A Fossacesia si scalda Di Giuseppantonio

LANCIANO. Riunioni su riunioni, voci che si rincorrono sui nomi dei possibili candidati alle elezioni regionali. Sindaci che cercano di capire, nel "gioco" delle candidature, quale ruolo copriranno: se gregari o capitani. Fra di loro c'è Filippo Paolini (Fi-Pdl), che fino a qualche giorno fa, alle dimissioni da sindaco di Lanciano per candidarsi alle regionali non pensava proprio. «In dieci giorni, dall'arresto di Del Turco, è cambiato tutto», ora riflette. Se Paolini si candidasse, la città andrebbe al voto con tre anni di anticipo e con parecchi appuntamenti amministrativi in sospeso, come il Prg.
Paolini appare adesso convinto: «Le Regionali erano lontane, il 2010, e su un'eventuale mia candidatura, non sarebbero pesate le dimissioni da primo cittadino perché arrivavano alla fine del secondo mandato. Ora lo scenario è diverso».

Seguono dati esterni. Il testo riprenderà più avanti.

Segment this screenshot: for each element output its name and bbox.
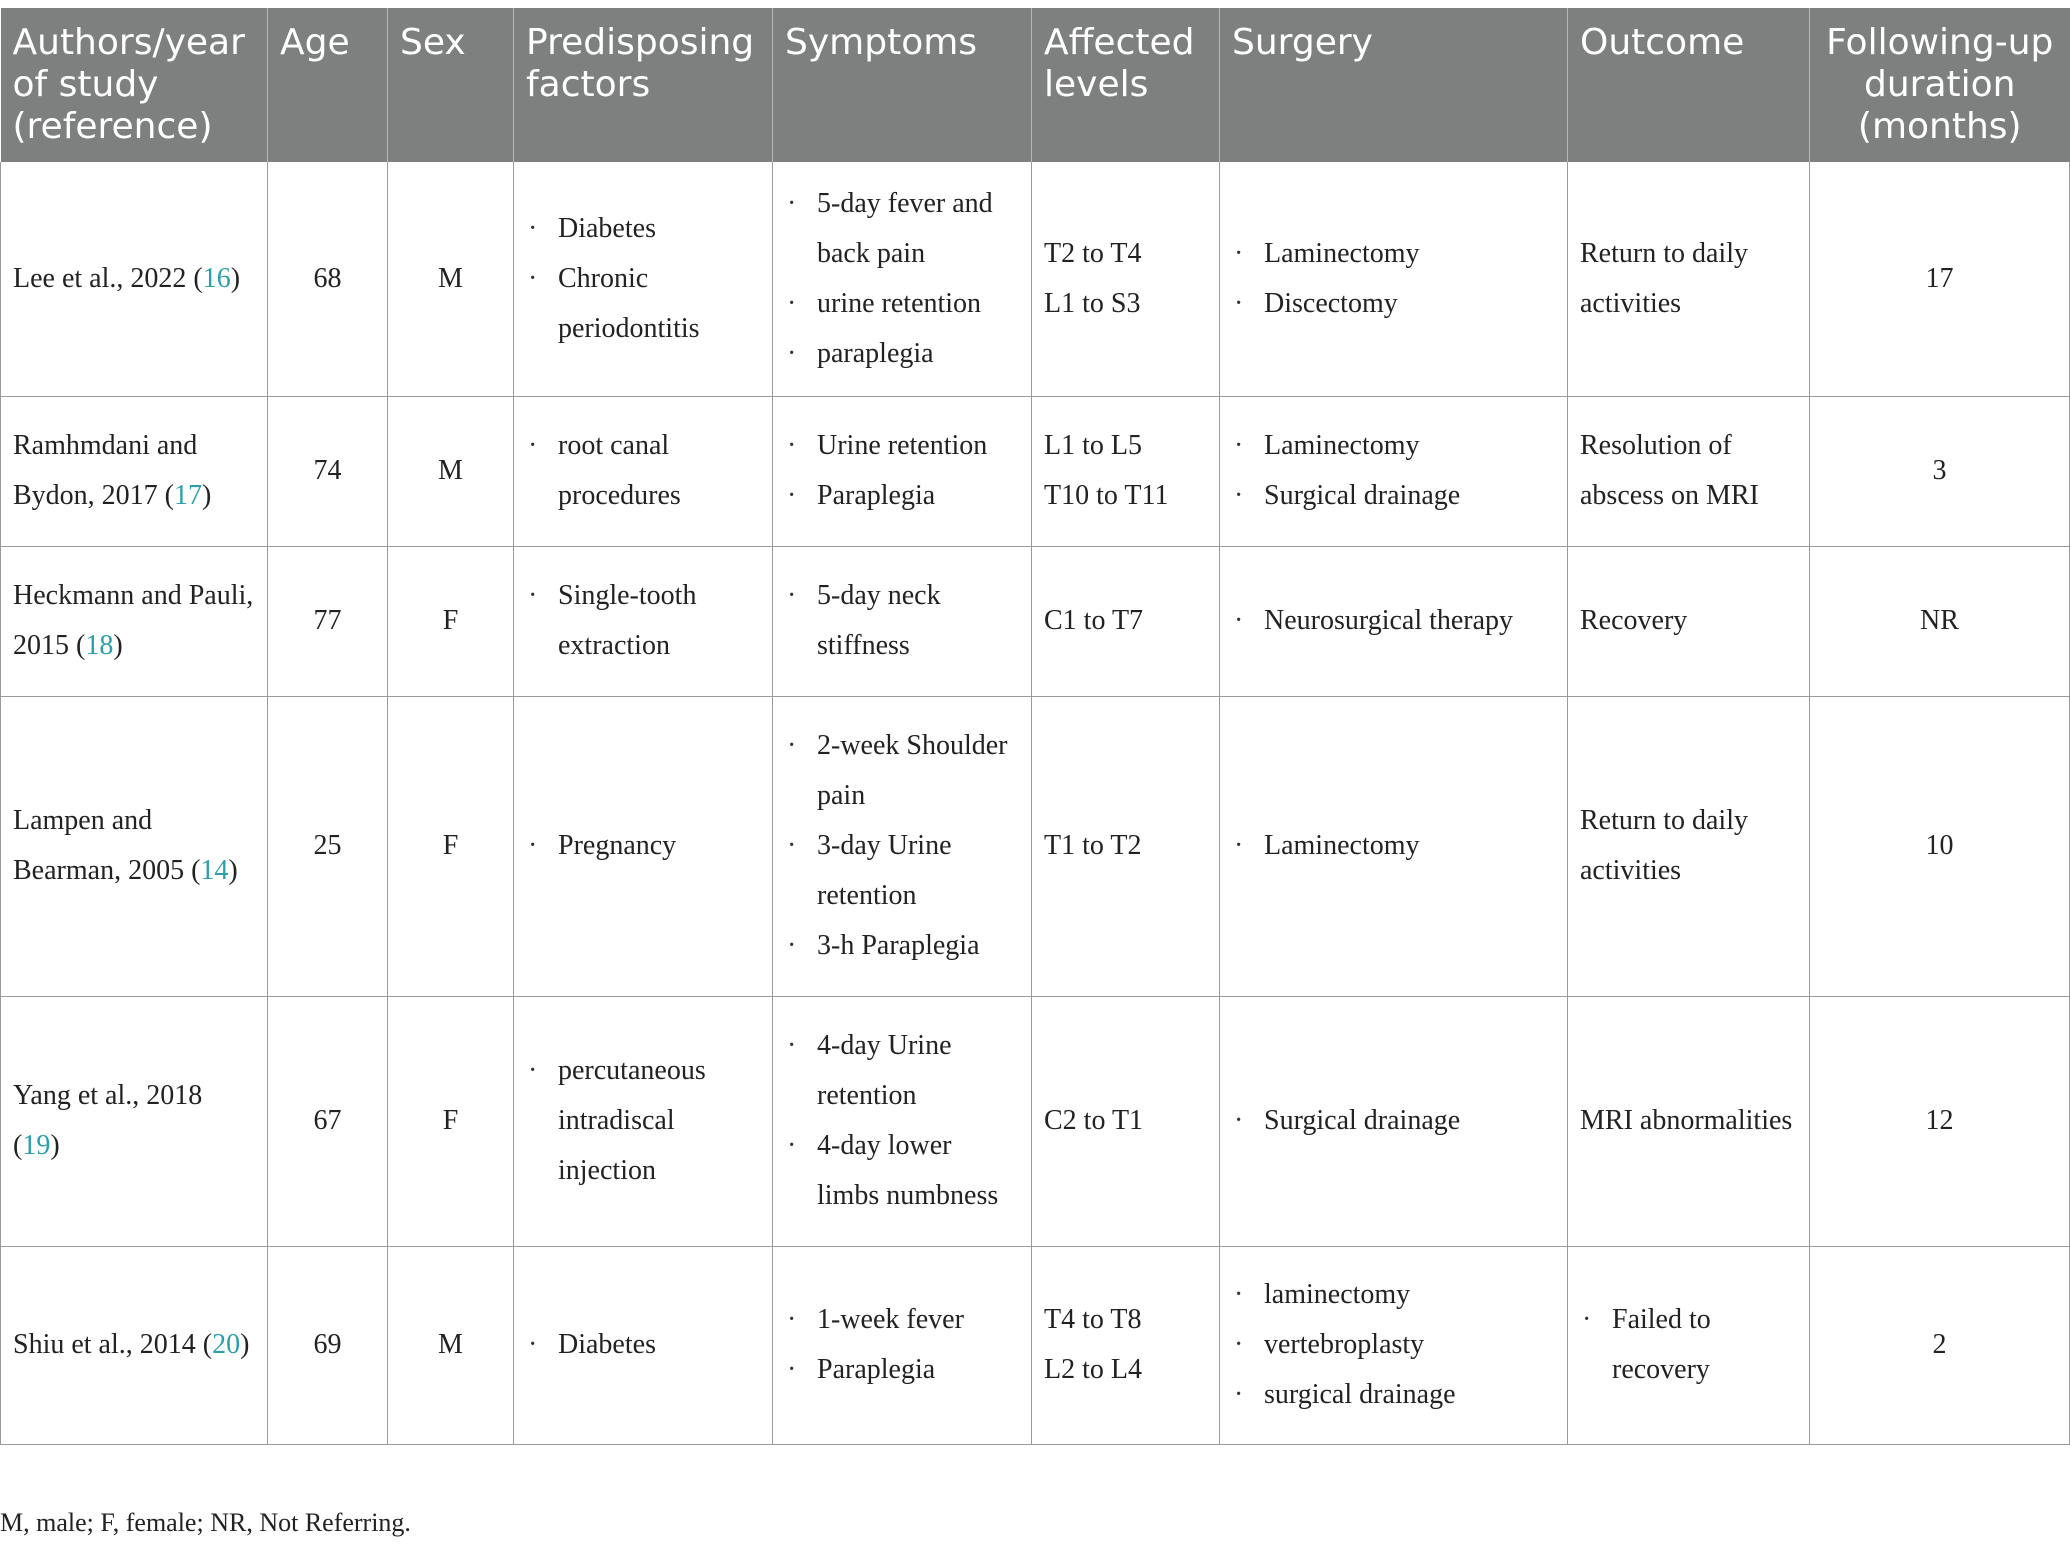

Di diverso c'è che la candidatura di Paolini alla presidenza della Regione la propone la lista congressuale di Forza Italia della provincia di Chieti - formata da amministratori, dirigenti e associazioni locali - e che per candidarsi, secondo la legge anc ora in vigore, deve dimettersi entro lunedì alle 14. «Sono onorato della scelta dei miei colleghi», commenta il sindaco, «sono in verità combattuto perché in città ho ancora dei nodi importanti da sciogliere, primo tra tutti, l'approvazione del Prg».
Da sette anni Paolini cerca di varare il Prg, atteso in città da 20 anni. Lasciarlo incompiuto sarebbe una sorta di sconfitta politica. «Se il partito farà il mio nome sono pronto», lui aggiunge, «rassegnerò le dimissioni ma utilizzerò i 20 giorni di tempo perché diventino effettive per riflettere. La scelta non sarà guidata da ambizioni politiche».
Idee chiare, invece, in casa Udc, dove è stata decisa la candidatura alla presidenza della Provincia - elezioni previste nel maggio 2009 - di Enrico Di Giuseppantonio. Il sindaco di Fossacesia non ha problemi di dimissioni perché a maggio scadrà il suo secondo mandato e le elezioni provinciali diventano per lui un trampolino di lancio, oltre che un passaggio obbligato, per continuare l'ascesa politica. «Il partito, all'unanimità, ha deciso di candidare alla presidenza della Provincia Enrico Di Giuseppantonio», afferma il segretario provinciale dell'Udc, Antonio Prospero, «c'è anche il benestare di Pier Ferdinando Casini».
A strizzare l'occhio all'Udc non c'è solo il centrodestra, ma anche il centrosinistra, alle prese con il rinnovamento della classe dirigente, che vede in Di Giuseppantonio, uomo di centro, un possibile alleato. «Gli accordi si fanno sulla base dei programmi», taglia corto il segretario provinciale, «ora è prematuro. Ci sono anche le elezioni regionali e l'Udc deve essere pronta a schierare i suoi uomini migliori».